Her Eagle coach (an adult who coaches a scout through the process of achieving Eagle status) Kevin Harp said, “By the time they get to this point, it’s rare that somebody gets turned down. We do like a job interview, basically, and either approve or deny their eagle advancement.”

He added that Mattingly will be the first female Eagle Scout in Lee County, and she is part of the first generation of female Eagle Scouts anywhere.

“I’ve been in scouts since February 1st of 2019, which was the first day that females were officially allowed into the scouts BSA program,” she said.

Mattingly said that she decided to join BSA when she saw, via her brother’s involvement, what she was missing out on by being in Girl Scouts.

“Her brother’s been in scouts for eight years now, and she did Girl Scouts at first, but it wasn’t really what she liked to do,” said her father, Joe. “Then she went along with some of his stuff, and she loved it. She was mad that she couldn’t get the stuff that he was doing.”

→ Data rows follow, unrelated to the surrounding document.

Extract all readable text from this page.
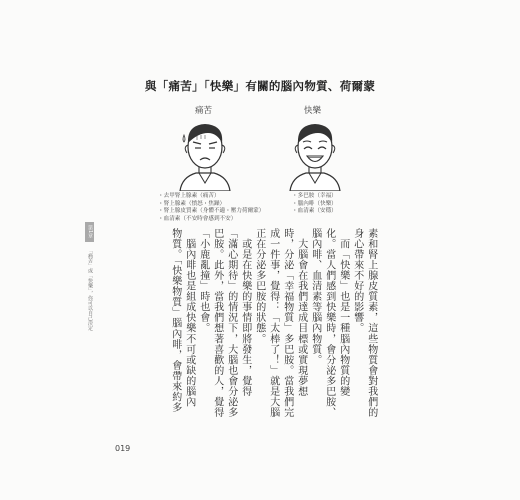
與「痛苦」「快樂」有關的腦內物質、荷爾蒙
痛苦
・去甲腎上腺素（痛苦）
・腎上腺素（憤怒・焦躁）
・腎上腺皮質素（身體不適・壓力荷爾蒙）
・血清素（不安時會感到不安）
快樂
・多巴胺（幸福）
・腦內啡（快樂）
・血清素（安穩）
素和腎上腺皮質素，這些物質會對我們的
身心帶來不好的影響。
　而「快樂」也是一種腦內物質的變
化。當人們感到快樂時，會分泌多巴胺、
腦內啡、血清素等腦內物質。
　大腦會在我們達成目標或實現夢想
時，分泌「幸福物質」多巴胺。當我們完
成一件事，覺得：「太棒了！」就是大腦
正在分泌多巴胺的狀態。
　或是在快樂的事情即將發生，覺得
「滿心期待」的情況下，大腦也會分泌多
巴胺。此外，當我們想著喜歡的人，覺得
「小鹿亂撞」時也會。
　腦內啡也是組成快樂不可或缺的腦內
物質。「快樂物質」腦內啡，會帶來約多
第1章
「痛苦」或「快樂」，你可以自己決定
019
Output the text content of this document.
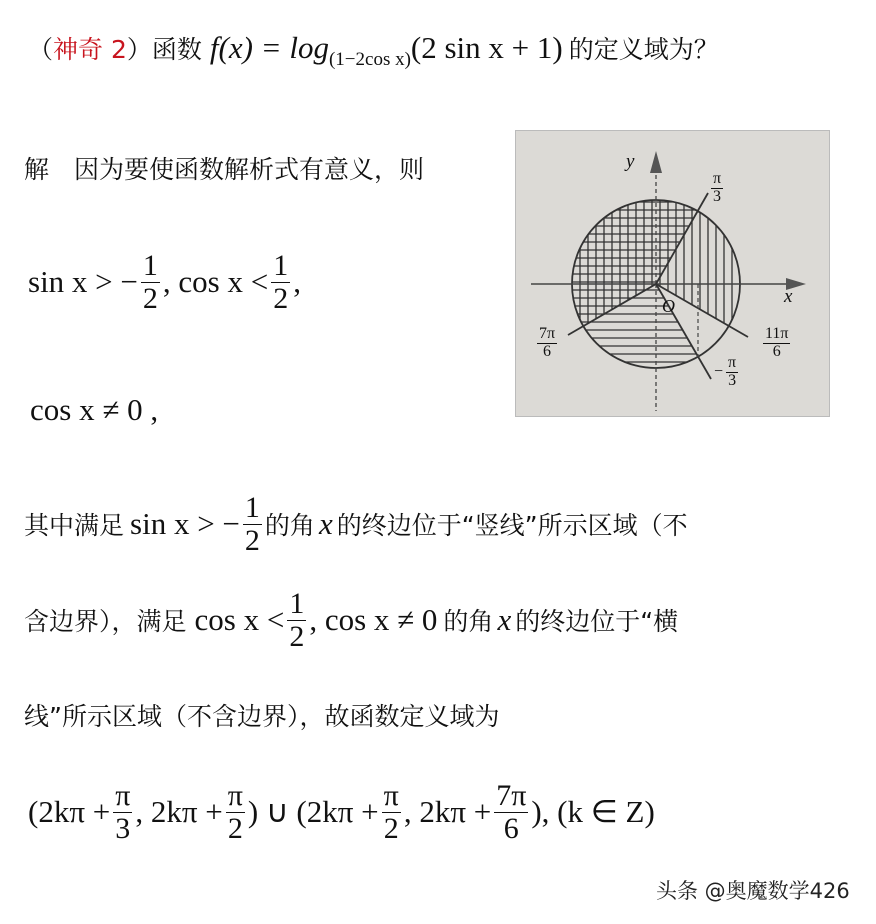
（ 神奇 2 ） 函数 f(x) = log (1−2cos x) (2 sin x + 1) 的定义域为？
解　因为要使函数解析式有意义，则
sin x > − $\frac{1}{2}$ , $\cos x < \frac{1}{2}$ ,
cos x ≠ 0 ,
y
x
O
$\frac{\pi}{3}$
$\frac{7\pi}{6}$	$\frac{11\pi}{6}$
− $\frac{\pi}{3}$
其中满足 sin x > − $\frac{1}{2}$ 的角 x 的终边位于“竖线”所示区域（不
含边界），满足 $\cos x < \frac{1}{2}$ , cos x ≠ 0 的角 x 的终边位于“横
线”所示区域（不含边界），故函数定义域为
($2k\pi + \frac{\pi}{3}$ , $2k\pi + \frac{\pi}{2}$ ) ∪ ($2k\pi + \frac{\pi}{2}$ , $2k\pi + \frac{7\pi}{6}$ ), (k ∈ Z)
头条 @奥魔数学426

The final service project was delivered to Haddie’s Home, a “Christ-centered home environment of trust and hope where girls in crisis have an opportunity to see God fulfill His purpose for their lives,” according to its website (www.haddieshome.com).

“An Eagle project is basically the big, final thing you need to do to earn Eagle rank,” Mattingly said. “It’s a community service project that you plan, you do the budgeting, you do the fundraising, you plan who’s gonna be there, who’s going to do the building at what time and you deliver it.”

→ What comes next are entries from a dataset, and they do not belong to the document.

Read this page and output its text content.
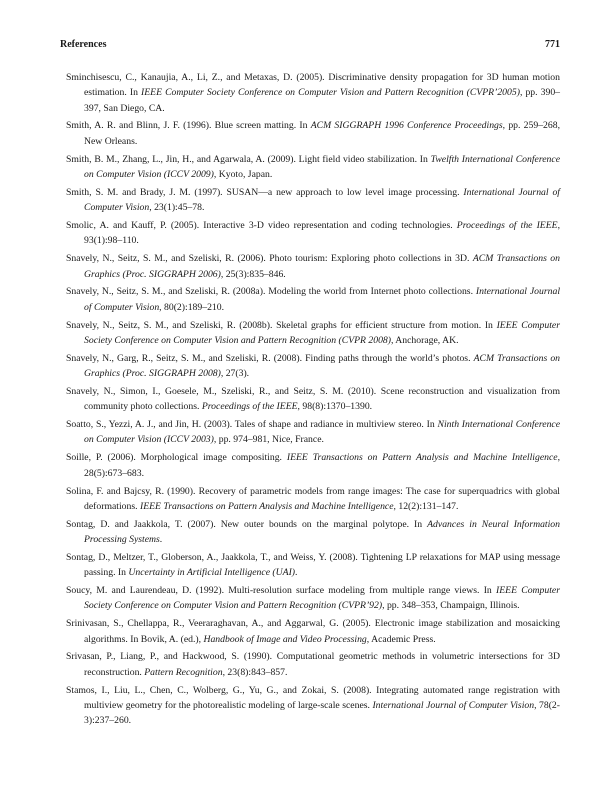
References	771

Sminchisescu, C., Kanaujia, A., Li, Z., and Metaxas, D. (2005). Discriminative density propagation for 3D human motion estimation. In IEEE Computer Society Conference on Computer Vision and Pattern Recognition (CVPR’2005), pp. 390–397, San Diego, CA.

Smith, A. R. and Blinn, J. F. (1996). Blue screen matting. In ACM SIGGRAPH 1996 Conference Proceedings, pp. 259–268, New Orleans.

Smith, B. M., Zhang, L., Jin, H., and Agarwala, A. (2009). Light field video stabilization. In Twelfth International Conference on Computer Vision (ICCV 2009), Kyoto, Japan.

Smith, S. M. and Brady, J. M. (1997). SUSAN—a new approach to low level image processing. International Journal of Computer Vision, 23(1):45–78.

Smolic, A. and Kauff, P. (2005). Interactive 3-D video representation and coding technologies. Proceedings of the IEEE, 93(1):98–110.

Snavely, N., Seitz, S. M., and Szeliski, R. (2006). Photo tourism: Exploring photo collections in 3D. ACM Transactions on Graphics (Proc. SIGGRAPH 2006), 25(3):835–846.

Snavely, N., Seitz, S. M., and Szeliski, R. (2008a). Modeling the world from Internet photo collections. International Journal of Computer Vision, 80(2):189–210.

Snavely, N., Seitz, S. M., and Szeliski, R. (2008b). Skeletal graphs for efficient structure from motion. In IEEE Computer Society Conference on Computer Vision and Pattern Recognition (CVPR 2008), Anchorage, AK.

Snavely, N., Garg, R., Seitz, S. M., and Szeliski, R. (2008). Finding paths through the world’s photos. ACM Transactions on Graphics (Proc. SIGGRAPH 2008), 27(3).

Snavely, N., Simon, I., Goesele, M., Szeliski, R., and Seitz, S. M. (2010). Scene reconstruction and visualization from community photo collections. Proceedings of the IEEE, 98(8):1370–1390.

Soatto, S., Yezzi, A. J., and Jin, H. (2003). Tales of shape and radiance in multiview stereo. In Ninth International Conference on Computer Vision (ICCV 2003), pp. 974–981, Nice, France.

Soille, P. (2006). Morphological image compositing. IEEE Transactions on Pattern Analysis and Machine Intelligence, 28(5):673–683.

Solina, F. and Bajcsy, R. (1990). Recovery of parametric models from range images: The case for superquadrics with global deformations. IEEE Transactions on Pattern Analysis and Machine Intelligence, 12(2):131–147.

Sontag, D. and Jaakkola, T. (2007). New outer bounds on the marginal polytope. In Advances in Neural Information Processing Systems.

Sontag, D., Meltzer, T., Globerson, A., Jaakkola, T., and Weiss, Y. (2008). Tightening LP relaxations for MAP using message passing. In Uncertainty in Artificial Intelligence (UAI).

Soucy, M. and Laurendeau, D. (1992). Multi-resolution surface modeling from multiple range views. In IEEE Computer Society Conference on Computer Vision and Pattern Recognition (CVPR’92), pp. 348–353, Champaign, Illinois.

Srinivasan, S., Chellappa, R., Veeraraghavan, A., and Aggarwal, G. (2005). Electronic image stabilization and mosaicking algorithms. In Bovik, A. (ed.), Handbook of Image and Video Processing, Academic Press.

Srivasan, P., Liang, P., and Hackwood, S. (1990). Computational geometric methods in volumetric intersections for 3D reconstruction. Pattern Recognition, 23(8):843–857.

Stamos, I., Liu, L., Chen, C., Wolberg, G., Yu, G., and Zokai, S. (2008). Integrating automated range registration with multiview geometry for the photorealistic modeling of large-scale scenes. International Journal of Computer Vision, 78(2-3):237–260.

Mattingly  and Elizabeth Hancock, the executive director of Haddie’s Home, had coordinated what kind of project the home would benefit from. After hearing that the home was trying to build a garden, Mattingly made plenty of suggestions, ultimately settling on building two planters and two beehives.

“We really hope that the impact for our residents will be to see that people in the community care about them,” Hancock said. “But also that they can now learn and grow and develop new skills while they are here.”

Along with the planters and beehives, Mattingly provided two books on beekeeping, another on raised-bed gardening and a check that will cover at least the cost of the first generation of Haddie’s Home bees. She also did enough research that she’ll be able to answer any questions the people at Haddie’s Home have about using the planters and hives.

“I’m really, really proud of myself,” Mattingly said. “I’ve run into a little bit of [hate for being a female in BSA], but most of the time I just shrug and let them live how they want to live; I have fun, I know that the girls in my troop have fun. What they think shouldn’t matter.”